The research revealed some big differences in the ways that different demographic groups think about and engage with their careers and the recruitment process.
For example, only 64% of non-white, female, state educated respondents are comfortable with psychometric assessments compared to 83% of white, male, privately educated respondents, so may not be as confident through the selection process.
Also, non-white, non-Russel Group students are more likely to be focused on a specific career, so may not be thinking flexibly enough about their career options.
Recruiters aiming to appeal to a diverse pool of student talent will find plenty to act on in ‘What do students want?’.
Using key insights from the research we’ve identified six ways employers can attract and recruit more diverse candidates.
1. Right channel
Think about how you communicate with candidates as different communication channels have different user profiles.
2. Fitting in
The process of feeling confident about fitting in seems to be more important to non-white and female candidates, who perhaps have greater concerns about whether organisations will really be welcoming to them. Give candidates opportunities to see how they will fit in to your organisation. It’s important to make sure that these opportunities are positive.
3. Environmental credentials
Women are more interested in working for organisations that have strong environmental positioning. Be clear and positive about your organisation’s environmental policies and initiatives from the outset.
4. Cautious psychometrics
Less-advantaged candidates are concerned about the use of psychometrics in recruitment processes. Be careful and considered about how you talk about psychometric assessments.

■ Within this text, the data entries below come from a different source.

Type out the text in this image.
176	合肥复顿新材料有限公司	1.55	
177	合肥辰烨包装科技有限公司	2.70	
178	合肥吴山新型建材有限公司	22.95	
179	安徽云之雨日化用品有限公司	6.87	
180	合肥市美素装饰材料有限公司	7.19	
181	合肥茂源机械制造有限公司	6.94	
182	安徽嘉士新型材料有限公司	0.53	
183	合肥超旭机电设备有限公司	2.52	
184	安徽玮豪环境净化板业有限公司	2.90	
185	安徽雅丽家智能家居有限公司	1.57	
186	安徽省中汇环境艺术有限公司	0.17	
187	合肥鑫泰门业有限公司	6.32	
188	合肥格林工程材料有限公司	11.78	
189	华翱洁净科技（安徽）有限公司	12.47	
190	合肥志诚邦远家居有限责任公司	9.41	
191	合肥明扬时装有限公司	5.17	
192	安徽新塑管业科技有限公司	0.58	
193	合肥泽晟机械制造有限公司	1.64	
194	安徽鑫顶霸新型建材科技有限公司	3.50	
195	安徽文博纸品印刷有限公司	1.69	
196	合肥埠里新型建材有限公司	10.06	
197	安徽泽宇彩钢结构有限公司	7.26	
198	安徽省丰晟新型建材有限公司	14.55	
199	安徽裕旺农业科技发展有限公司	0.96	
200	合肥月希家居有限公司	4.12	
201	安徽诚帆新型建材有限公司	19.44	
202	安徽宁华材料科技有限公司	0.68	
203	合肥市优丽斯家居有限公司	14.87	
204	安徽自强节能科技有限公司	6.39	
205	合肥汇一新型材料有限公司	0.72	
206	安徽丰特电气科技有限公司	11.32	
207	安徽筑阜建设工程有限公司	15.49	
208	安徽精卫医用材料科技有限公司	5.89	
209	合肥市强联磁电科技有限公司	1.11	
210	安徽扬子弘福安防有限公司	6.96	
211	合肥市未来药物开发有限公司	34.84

5. Academic acknowledgement
Less advantaged students are more likely to want to be able to see a connection between their studies and their job. Recognise what students have achieved in education.
6. Location is important
Not all students want to be, or can be, mobile. Consider whether you really need to require students to be able to move and don’t assume that all students are geographically mobile.
Employers that heed the information in our report and develop strategies that are sensitive to different student demographics will attract the best, most diverse student talent.
‘What do students want? Listening to the voices of young jobseekers’ was conducted as a partnership between the Institute of Student Employers and Debut.